2. In a user hang I investigated in detail, a thread was waiting on log_sys->mutex, but no other thread was holding that mutex (consistent with lost wakeup). The server error monitor thread was itself stuck on a mutex, which would prevent sync_arr_wake_threads_if_sema_free() from hiding the problem. Strange... Monty should have fixed this. Error monitor thread should call log_get_lsn_nowait(), which basically does trylock. Do you happen to have call trace?
This investigation was some time ago (maybe 1-2 months). It seems likely that this was a version before Monty's log_get_lsn_nowait() (eg. 10.0.14 has it, but not 10.0.13).
Do you have a link to articles that define full memory barrier for mutex
Hm, I don't really have a reference to point to. Well, I believe the posix thread definition says that a number of operations ensure full memory ordering across them.

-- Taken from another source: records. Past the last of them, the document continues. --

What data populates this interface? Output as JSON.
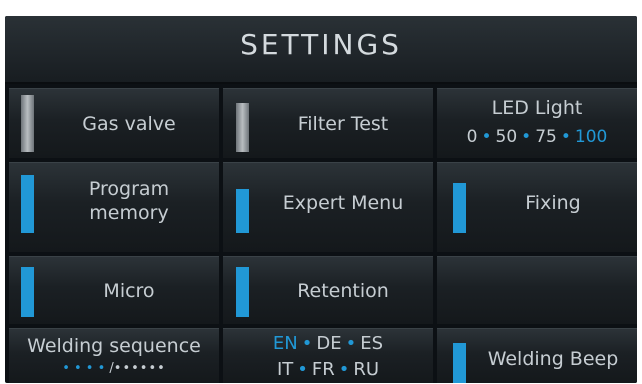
{
  "header": {
    "title": "SETTINGS"
  },
  "cells": {
    "gas_valve": {
      "label": "Gas valve",
      "state": "off"
    },
    "filter_test": {
      "label": "Filter Test",
      "state": "off"
    },
    "led_light": {
      "label": "LED Light",
      "options": [
        "0",
        "50",
        "75",
        "100"
      ],
      "selected": "100"
    },
    "program_memory": {
      "label_line1": "Program",
      "label_line2": "memory",
      "state": "on"
    },
    "expert_menu": {
      "label": "Expert Menu",
      "state": "on"
    },
    "fixing": {
      "label": "Fixing",
      "state": "on"
    },
    "micro": {
      "label": "Micro",
      "state": "on"
    },
    "retention": {
      "label": "Retention",
      "state": "on"
    },
    "welding_sequence": {
      "label": "Welding sequence",
      "sequence_active": "• • • •",
      "sequence_separator": "/",
      "sequence_rest": "••••••"
    },
    "language": {
      "row1": [
        "EN",
        "DE",
        "ES"
      ],
      "row2": [
        "IT",
        "FR",
        "RU"
      ],
      "selected": "EN"
    },
    "welding_beep": {
      "label": "Welding Beep",
      "state": "on"
    }
  },
  "colors": {
    "accent": "#2198d6",
    "text": "#c6cdd2",
    "panel_bg": "#0c1014"
  }
}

lock/unlock? Probably that was quite outdated writing. See e.g.:
Outdated, perhaps, but aquire/release is AFAIK a relatively new concept. Mutexes, and InnoDB source code predates that? I'm not sure that C++ coming up with some strange new semantics for their language has much bearing on legacy code? But I agree it would be nice to have some references about "old-style" mutexes implying full memory barrier, so that it's not just me...

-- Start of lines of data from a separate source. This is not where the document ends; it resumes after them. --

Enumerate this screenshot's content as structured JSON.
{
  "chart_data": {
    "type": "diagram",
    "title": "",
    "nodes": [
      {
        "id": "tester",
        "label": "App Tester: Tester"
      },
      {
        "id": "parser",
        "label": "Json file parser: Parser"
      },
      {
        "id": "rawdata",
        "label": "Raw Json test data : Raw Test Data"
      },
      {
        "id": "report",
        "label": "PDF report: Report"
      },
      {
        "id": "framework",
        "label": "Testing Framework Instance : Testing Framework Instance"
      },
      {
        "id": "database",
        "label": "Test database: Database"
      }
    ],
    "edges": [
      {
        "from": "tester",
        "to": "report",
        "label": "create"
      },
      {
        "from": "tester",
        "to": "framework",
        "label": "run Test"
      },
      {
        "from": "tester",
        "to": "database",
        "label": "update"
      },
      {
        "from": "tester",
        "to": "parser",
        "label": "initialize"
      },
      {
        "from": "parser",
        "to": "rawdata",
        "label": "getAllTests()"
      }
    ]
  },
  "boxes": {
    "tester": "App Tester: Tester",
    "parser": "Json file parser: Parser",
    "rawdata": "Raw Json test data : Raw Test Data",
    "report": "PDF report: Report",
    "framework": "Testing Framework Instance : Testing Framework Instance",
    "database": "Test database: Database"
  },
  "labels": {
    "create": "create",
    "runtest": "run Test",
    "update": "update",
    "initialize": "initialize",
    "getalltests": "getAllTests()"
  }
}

http://en.cppreference.com/w/cpp/atomic/memory_order
...Atomic load with memory_order_acquire or stronger is an acquire operation. The lock() operation on a Mutex is also an acquire operation...
...Atomic store with memory_order_release or stronger is a release operation. The unlock() operation on a Mutex is also a release operation...
Interesting... so C++ defines a "Mutex" with different semantics than what is usually understood with eg. pthread_mutex...
Full memory barriers are way too heavy even for mutexes. All we need to to is to ensure that: - all loads following lock are performed after lock (acquire) - all stores preceding unlock are completed before unlock (release)
Are you sure? Note that if this is true, then it means that there is _no_ way to get a StoreLoad barrier using only normal mutex operations. That seems odd... I know I have seen, and written, code that depends on lock/unlock being full barrier. How can we be sure that such code doesn't also exist in InnoDB? Though I agree that full barrier is a lot more expensive than just LoadLoad or StoreStore, and best avoided if possible (I even blogged about that not so long ago). - Kristian.